Laurent Cordonnier est économiste et maître de conférences à l’Université Lille 1. Il est membre des Économistes Atterrés et contribue au Monde diplomatique.
Article mis en ligne le 18 mai 2015
dernière modification le 11 mai 2015

(...) Votre dernier ouvrage, La liquidation, est un récit d’anticipation, une dystopie, comme l’ont été Le Meilleur des Mondes ou 1984. George Orwell affirmait qu’« écrire une œuvre d’imagination, c’est en quelque sorte lancer une attaque de flanc contre une position imprenable de front ». Y souscrivez-vous ?

Je ne connaissais pas cette phrase d’Orwell, mais je la trouve tout à fait juste. Vraiment excellente. C’est très décourageant pour des intellectuels de devoir sans cesse essayer de réarmer leur combat, en faisant remonter à la surface « la très haute intelligence et la très haute théorie ». On a l’impression que pour gagner un centimètre dans un débat politique ou intellectuel, aujourd’hui, il faudrait réapprendre à tout le monde Karl Marx, John Meynard Keynes ou Michal Kalecki, pour commencer « à causer » sérieusement... Les bras nous en tombent. Les années de grandes théories sont passées à la poubelle. Il faut donc s’y prendre autrement. Attaquer plus vite, perdre moins de temps, trouver une porte dérobée, passer par une fissure, adopter des stratégies de contournement. La question est de savoir ensuite si ces stratégies ne sont pas complètement désespérées elles-mêmes. Evidemment, il faut conquérir les esprits, essayer de travailler l’imaginaire de nos contemporains, les interpeller de manière plutôt douce que violente. Même si on peut douter qu’un roman n’ait jamais changé le monde, surtout les petits qui ne se vendent pas (rires).

Une manière détournée de mener ce qu’Antonio Gramsci appelait la guerre de position...

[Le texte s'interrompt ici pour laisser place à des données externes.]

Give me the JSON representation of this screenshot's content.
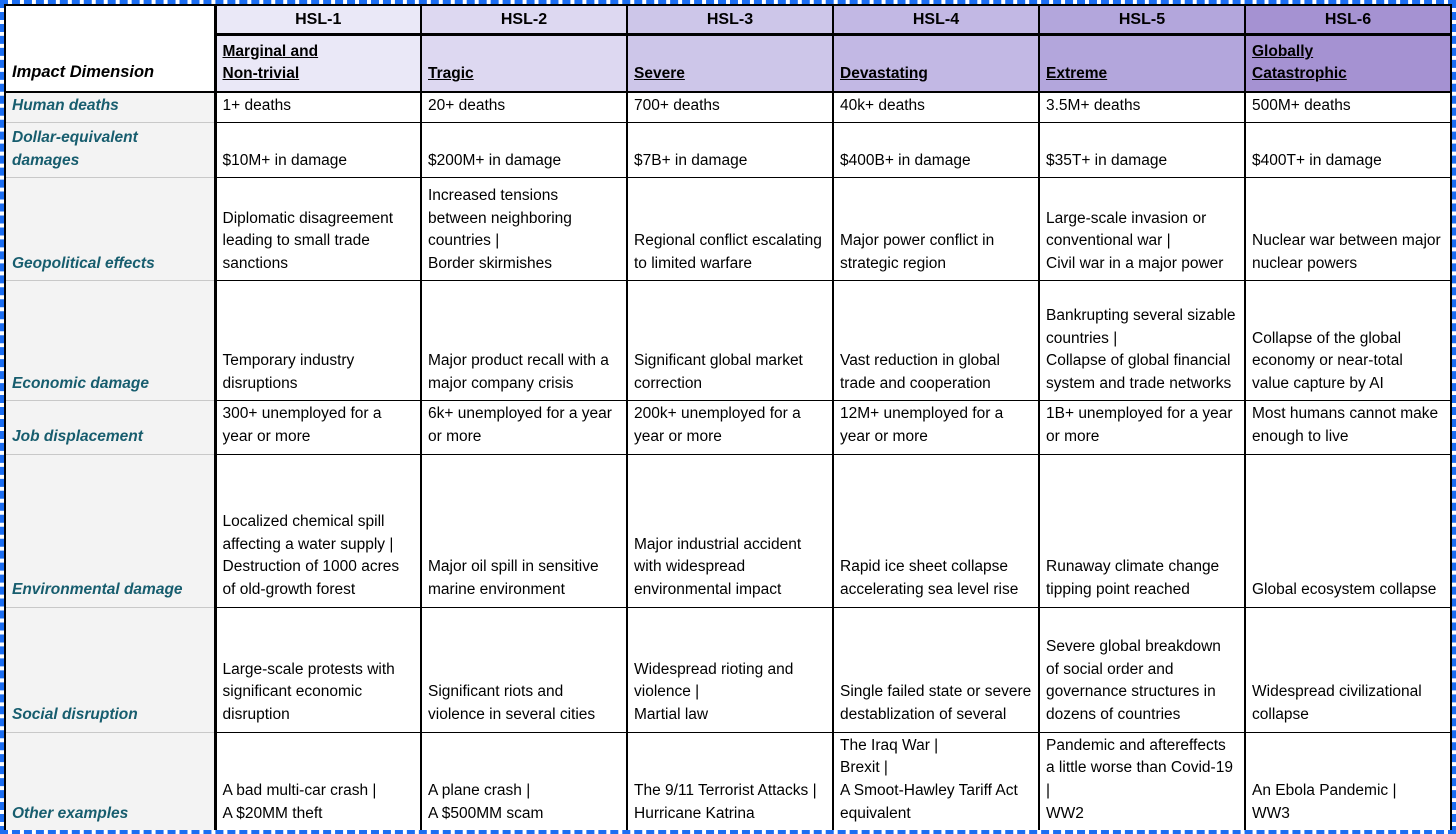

Une manière détournée de mener cette guerre et d’essayer d’intervenir sur ce qui est le moins malléable, ce que Cornelius Castoriadis appelait « l’imaginaire social institué » : la manière dont un moderne se voit, se pense, a peur, désire, etc. Dans ce cadre, peut-être que la littérature est le seul moyen d’attendre ces représentations très fortement charpentées et presque inconscientes de la vie sociale de nos contemporains. Enfin, l’écriture, c’est la seule arme qui est à la portée d’un individu. Pour tout le reste, il faut s’organiser, se mettre à plusieurs. Ne parlons pas des autres formes d’intervention artistique : la même chose en film mobiliserait au moins 300 personnes ! Ce qui est intéressant avec la littérature, c’est qu’on peut encore le faire seul dans son bureau avec son crayon et sa feuille. (...)

La chose évidente qui m’est apparue rapidement est la nécessité d’inverser systématiquement tous les grands thèmes, afin de les retrouver à l’œuvre. En premier lieu, je me suis donc interdit de donner le moindre pouvoir au gouvernement. Il est totalement impuissant et son impuissance passe par ses slogans, ses gesticulations, et même par le simple fait qu’il est presque le seul à dire des choses justes sur l’état du monde. (...)

Dans un monde qui paraît aussi invivable que celui d’Orwell, le gouvernement n’a aucune espèce d’importance. Le côté totalitaire vient d’une vie qui est normée par deux choses simples et universelles : d’abord, il s’appuie sur le pouvoir de la finance et les règles de l’équilibre financier ; ensuite, chacun s’offre à voir, à filmer, à être désiré par tous les autres à travers son exposition publique et médiatique. Encore une fois, il y a inversion. Ce ne sont pas les télécrans et l’espionnage systématique qui dominent mais la population elle-même qui se livre pieds et poings liés à un contrôle social disséminé. À priori horizontal, il peut à tout moment servir le pouvoir de la finance, des entreprises et de la police qui agit pour son compte.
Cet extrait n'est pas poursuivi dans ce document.